Wells Fargo has offered modifications through the Making Home Affordable Program and from direct mortgage assistance programs to homeowners who faced defaulting on their home loan or foreclosure. While some of these modification efforts have been successful, there are still troubles that remain for some homeowners who are unable to benefit from this type of mortgage assistance.
There are reports that indicate homeowners with a variety of mortgage servicers, like Wells Fargo, have had difficulty meeting mortgage payments even when a modification plan was offered.
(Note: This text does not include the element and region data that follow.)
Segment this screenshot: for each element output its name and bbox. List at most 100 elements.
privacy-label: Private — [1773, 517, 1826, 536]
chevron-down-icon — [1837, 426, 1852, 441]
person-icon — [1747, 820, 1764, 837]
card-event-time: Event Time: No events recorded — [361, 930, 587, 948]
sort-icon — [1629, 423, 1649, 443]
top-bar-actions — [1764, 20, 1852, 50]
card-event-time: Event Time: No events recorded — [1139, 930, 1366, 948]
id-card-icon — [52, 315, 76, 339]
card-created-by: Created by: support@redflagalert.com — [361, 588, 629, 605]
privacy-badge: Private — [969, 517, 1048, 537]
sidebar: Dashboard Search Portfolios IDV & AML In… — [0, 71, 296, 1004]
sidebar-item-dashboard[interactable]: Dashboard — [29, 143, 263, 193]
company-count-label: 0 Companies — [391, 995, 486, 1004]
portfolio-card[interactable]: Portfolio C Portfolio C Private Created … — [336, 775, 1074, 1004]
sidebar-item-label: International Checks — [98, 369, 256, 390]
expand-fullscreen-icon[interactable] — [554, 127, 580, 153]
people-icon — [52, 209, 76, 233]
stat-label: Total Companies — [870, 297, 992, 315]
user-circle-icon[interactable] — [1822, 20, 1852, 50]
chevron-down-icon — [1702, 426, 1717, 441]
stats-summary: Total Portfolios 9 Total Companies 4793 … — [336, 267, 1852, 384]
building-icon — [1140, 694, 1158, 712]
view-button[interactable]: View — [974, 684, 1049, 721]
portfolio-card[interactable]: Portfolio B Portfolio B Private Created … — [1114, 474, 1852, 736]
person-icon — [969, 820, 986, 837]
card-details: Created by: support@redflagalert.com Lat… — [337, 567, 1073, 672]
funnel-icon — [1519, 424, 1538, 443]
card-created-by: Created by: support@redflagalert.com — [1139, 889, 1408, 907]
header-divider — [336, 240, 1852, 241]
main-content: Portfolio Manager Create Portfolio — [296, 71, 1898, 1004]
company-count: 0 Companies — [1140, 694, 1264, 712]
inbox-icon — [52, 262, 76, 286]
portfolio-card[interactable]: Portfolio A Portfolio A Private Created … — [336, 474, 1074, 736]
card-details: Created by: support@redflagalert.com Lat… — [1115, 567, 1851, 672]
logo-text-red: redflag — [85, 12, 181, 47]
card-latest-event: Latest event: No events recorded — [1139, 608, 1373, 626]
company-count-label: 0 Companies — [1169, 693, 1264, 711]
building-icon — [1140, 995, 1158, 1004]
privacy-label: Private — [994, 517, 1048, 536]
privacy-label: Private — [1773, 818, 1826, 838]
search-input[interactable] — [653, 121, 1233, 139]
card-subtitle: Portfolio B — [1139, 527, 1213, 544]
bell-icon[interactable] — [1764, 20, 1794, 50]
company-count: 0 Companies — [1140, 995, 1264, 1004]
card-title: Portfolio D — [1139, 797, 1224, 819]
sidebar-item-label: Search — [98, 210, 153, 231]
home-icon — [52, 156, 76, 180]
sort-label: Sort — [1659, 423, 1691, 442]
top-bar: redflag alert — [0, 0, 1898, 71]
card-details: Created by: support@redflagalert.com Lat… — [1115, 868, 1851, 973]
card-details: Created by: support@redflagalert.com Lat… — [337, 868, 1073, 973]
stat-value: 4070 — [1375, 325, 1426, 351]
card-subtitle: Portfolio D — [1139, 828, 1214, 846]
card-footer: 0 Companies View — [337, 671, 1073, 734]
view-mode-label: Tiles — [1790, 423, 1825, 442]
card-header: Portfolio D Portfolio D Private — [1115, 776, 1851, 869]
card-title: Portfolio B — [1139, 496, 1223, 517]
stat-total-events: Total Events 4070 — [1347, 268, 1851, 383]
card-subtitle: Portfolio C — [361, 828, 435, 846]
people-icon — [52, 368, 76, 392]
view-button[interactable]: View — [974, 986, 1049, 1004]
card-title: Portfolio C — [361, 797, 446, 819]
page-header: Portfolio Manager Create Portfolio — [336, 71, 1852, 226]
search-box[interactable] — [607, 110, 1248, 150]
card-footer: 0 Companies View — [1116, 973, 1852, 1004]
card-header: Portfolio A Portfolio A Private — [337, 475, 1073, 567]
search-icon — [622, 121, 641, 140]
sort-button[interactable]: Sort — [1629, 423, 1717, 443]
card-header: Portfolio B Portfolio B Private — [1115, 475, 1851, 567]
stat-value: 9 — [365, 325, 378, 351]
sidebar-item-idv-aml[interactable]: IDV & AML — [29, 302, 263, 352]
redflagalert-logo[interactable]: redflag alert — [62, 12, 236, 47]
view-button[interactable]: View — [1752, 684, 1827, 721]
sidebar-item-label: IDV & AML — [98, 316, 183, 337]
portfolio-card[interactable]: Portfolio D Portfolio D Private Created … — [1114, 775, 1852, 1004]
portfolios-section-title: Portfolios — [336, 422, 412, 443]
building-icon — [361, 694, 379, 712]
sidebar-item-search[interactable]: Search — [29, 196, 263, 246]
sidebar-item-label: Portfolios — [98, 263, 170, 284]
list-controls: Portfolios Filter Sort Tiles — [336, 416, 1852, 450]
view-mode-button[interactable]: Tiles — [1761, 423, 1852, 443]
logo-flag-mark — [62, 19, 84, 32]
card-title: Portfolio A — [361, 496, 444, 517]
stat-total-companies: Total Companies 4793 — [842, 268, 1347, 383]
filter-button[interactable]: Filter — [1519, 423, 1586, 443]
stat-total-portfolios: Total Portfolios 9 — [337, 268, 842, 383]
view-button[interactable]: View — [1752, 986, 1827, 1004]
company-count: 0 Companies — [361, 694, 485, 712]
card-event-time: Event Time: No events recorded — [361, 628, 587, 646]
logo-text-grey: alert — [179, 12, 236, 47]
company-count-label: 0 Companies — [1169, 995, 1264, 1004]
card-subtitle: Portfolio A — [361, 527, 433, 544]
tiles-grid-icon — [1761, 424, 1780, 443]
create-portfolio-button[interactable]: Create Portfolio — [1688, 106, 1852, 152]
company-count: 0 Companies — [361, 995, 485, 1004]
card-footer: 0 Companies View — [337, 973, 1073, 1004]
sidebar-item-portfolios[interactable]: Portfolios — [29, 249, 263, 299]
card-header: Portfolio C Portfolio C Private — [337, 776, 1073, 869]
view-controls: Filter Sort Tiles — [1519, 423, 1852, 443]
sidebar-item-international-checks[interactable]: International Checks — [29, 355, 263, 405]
Defaults during trial modifications or permanent modifications have been problematic and there is concern that these programs are not helping as many homeowners as they could.
Reports indicate that in-house modifications made directly from servicers have assisted more homeowners than the Making Home Affordable Program, but there is said to be a higher percentage of defaults in the servicer modifications than from those made under HAMP guidelines. It has been stated that some in-house modifications do not lower a homeowner’s mortgage payment as low as programs from the Home Affordable Modification Program, which could attribute to troubles from servicer-direct modifications.
Yet, factors like unemployment remain a major problem for many homeowners as reductions in mortgage payment obligations, interest rates, and even extended mortgage terms have been unhelpful. While Wells Fargo and other mortgage servicers continue to provide foreclosure prevention assistance for some, there are more homeowners who are calling for changes in these modification plans so that defaults will decrease and more homeowners will be able to avoid the loss of their home despite financial and economic difficulties.